Cela avait eu l'effet d'un froid inconsidérable ... Je ne savais pas comment le comprendre : Mon statut militaire était plus important que celui de notre lien de sang ? Ou bien, avait-il fait exprès de m'imposer une distance aussi cruelle soit-elle pour que l'attachement n'est plus son droit sur mes pensées ? Je ne sais pas, mais je n'avais qu'une seule réponse, un seul choix : Accepter la décision.
"Bien Général."
J'étais donc condamné à attendre son retour, encore ... comme autrefois. Cela me dérangeait maintenant que j'étais constamment à ses côtés, j'avais l'impression de redevenir un gamin, incapable de faire quoi que ce soit mais qu'importe, je l’accueillerai comme il se doit : Droit et fier.
Ce que j'ai fait.
Tout les soldats étaient silencieux tandis que mon regard ne pouvait se détacher de ce drap blanc qui s'était teinté de rouge par endroit. J'avançais à côté de ce corps dont je redoutais l'identité malgré que je connaissais la vérité sans pouvoir l'accepter. Il me fallait voir ça de face et ce même si mon cœur risque de mourir ...
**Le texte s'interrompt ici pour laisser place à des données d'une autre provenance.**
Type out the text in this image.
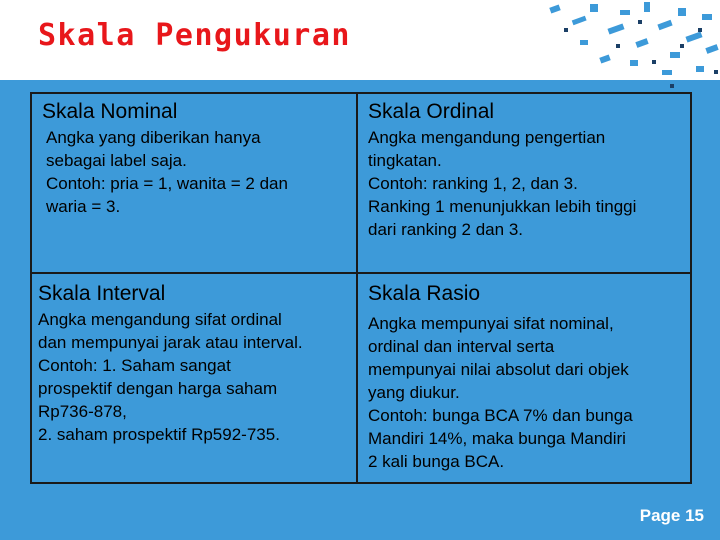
Skala Pengukuran
Skala Nominal
Angka yang diberikan hanya
sebagai label saja.
Contoh: pria = 1, wanita = 2 dan
waria = 3.
Skala Ordinal
Angka mengandung pengertian
tingkatan.
Contoh: ranking 1, 2, dan 3.
Ranking 1 menunjukkan lebih tinggi
dari ranking 2 dan 3.
Skala Interval
Angka mengandung sifat ordinal
dan mempunyai jarak atau interval.
Contoh: 1. Saham sangat
prospektif dengan harga saham
Rp736-878,
2. saham prospektif Rp592-735.
Skala Rasio
Angka mempunyai sifat nominal,
ordinal dan interval serta
mempunyai nilai absolut dari objek
yang diukur.
Contoh: bunga BCA 7% dan bunga
Mandiri 14%, maka bunga Mandiri
2 kali bunga BCA.
Page 15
Ma main s'avance doucement, frôlant le tissu jusqu'à le soulever lentement. Mon souffle s'arrêta en même temps que mon monde s'écroulait : Mon Père était mort, assassiné. Malgré cette vision d'horreur d'une famille brisée, je n'arrivais pas à accepter d'avoir perdu celui qui a été toute ma vie, comme si j'étais devenu orphelin du cœur.
Je replace le drap, le regard fuyant la situation puis ordonna d'un ton froid, tel un homme se battant contre sa propre destruction :
"Emmenez-le à la maison. Nous nous replions."
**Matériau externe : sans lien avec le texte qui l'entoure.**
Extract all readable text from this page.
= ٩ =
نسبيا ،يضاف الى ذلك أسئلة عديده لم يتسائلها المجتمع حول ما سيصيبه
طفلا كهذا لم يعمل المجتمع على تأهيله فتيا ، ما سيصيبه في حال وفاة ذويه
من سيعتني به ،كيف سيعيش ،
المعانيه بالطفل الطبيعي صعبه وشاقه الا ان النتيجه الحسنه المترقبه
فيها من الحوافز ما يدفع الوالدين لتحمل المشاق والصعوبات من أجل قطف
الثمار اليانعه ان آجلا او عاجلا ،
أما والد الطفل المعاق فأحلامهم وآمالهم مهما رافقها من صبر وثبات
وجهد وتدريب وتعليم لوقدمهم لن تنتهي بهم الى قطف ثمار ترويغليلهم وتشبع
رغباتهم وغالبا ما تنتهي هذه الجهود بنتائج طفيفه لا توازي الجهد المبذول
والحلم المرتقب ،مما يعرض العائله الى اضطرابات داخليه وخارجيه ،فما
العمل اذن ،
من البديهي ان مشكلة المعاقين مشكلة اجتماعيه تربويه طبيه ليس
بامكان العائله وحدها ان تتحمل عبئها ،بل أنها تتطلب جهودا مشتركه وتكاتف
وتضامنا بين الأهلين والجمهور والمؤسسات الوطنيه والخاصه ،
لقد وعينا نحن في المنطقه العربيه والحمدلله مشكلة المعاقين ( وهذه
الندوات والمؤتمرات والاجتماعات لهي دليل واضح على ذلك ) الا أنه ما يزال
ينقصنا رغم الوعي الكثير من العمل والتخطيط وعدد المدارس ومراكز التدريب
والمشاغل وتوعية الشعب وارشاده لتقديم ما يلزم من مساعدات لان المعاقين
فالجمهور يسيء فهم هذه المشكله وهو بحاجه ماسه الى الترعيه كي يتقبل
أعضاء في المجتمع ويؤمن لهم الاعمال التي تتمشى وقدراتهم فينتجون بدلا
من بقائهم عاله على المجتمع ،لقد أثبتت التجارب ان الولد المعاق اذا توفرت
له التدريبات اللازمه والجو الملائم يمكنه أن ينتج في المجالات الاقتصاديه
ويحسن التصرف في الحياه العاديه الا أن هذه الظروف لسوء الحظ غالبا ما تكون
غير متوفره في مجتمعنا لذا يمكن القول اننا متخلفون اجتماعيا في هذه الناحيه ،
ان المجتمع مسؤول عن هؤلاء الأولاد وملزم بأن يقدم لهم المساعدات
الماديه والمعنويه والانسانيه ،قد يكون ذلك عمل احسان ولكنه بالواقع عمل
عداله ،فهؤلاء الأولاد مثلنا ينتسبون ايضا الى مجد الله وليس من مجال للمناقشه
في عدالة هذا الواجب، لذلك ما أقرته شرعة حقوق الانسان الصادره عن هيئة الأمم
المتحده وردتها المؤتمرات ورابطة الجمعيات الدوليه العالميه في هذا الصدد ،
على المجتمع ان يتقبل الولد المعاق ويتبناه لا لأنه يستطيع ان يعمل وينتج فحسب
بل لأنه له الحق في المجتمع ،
Je suis resté à ma place pendant que tout le bataillon se hâtait pour ranger chaque arme, tente et autres objets nous appartenant. Je voulais simplement pleurer, laisser ma peine couler le long de mes joues ... Mais je n'y arrive pas. Non, mon sentiment d'abandon devenait petit à petit une haine sans nom envers le véritable coupable de ce bain de sang : le Généralissime King Bradley.
C'est à ce moment que ma nouvelle raison de vivre ne se portait qu'à mettre plus bas que terre cet homme, d'éradiquer toute sa puissance et tout ses idéaux, libérer Amestris de son influence, détruire chaque empreinte qu'il aurait pu laisser. Je l'anéantirai de l'intérieur ...
Le Mort de mon Père contre un nouvel objectif : changer le monde. Après tout ...
"Rien ne se perd, tout se transforme"
Tout est arrivé si vite. Je fus contacté par un homme dont j'ignore le nom, l'âge et l’apparence mais nos idéaux sont les mêmes.
Nos avons longuement supposé, délibéré pour recommencer le lendemain. Étrangement, la confiance s'installait entre cet inconnu et ma conscience, jusqu'à cette décision : La création d'un groupe appelé "Infiltrés"
Mon rôle était bien défini, le sien aussi ... Comme si nos vies était sur scène pour une pièce de théâtre que l'on aurait orchestrée. Qu'importe, tant que mon objectif est atteint. Nous étions chefs mais de nous deux, l'un avait ses limites, l'autre non. J'acceptais avec honneur les limites que l'on m'ordonne.
Plutôt qu'il m'ordonne ... dans l'ombre de nos soldats ... comme une marionnette, pièce maîtresse de son jeu d'échec malgré l'égalité qui nous lie.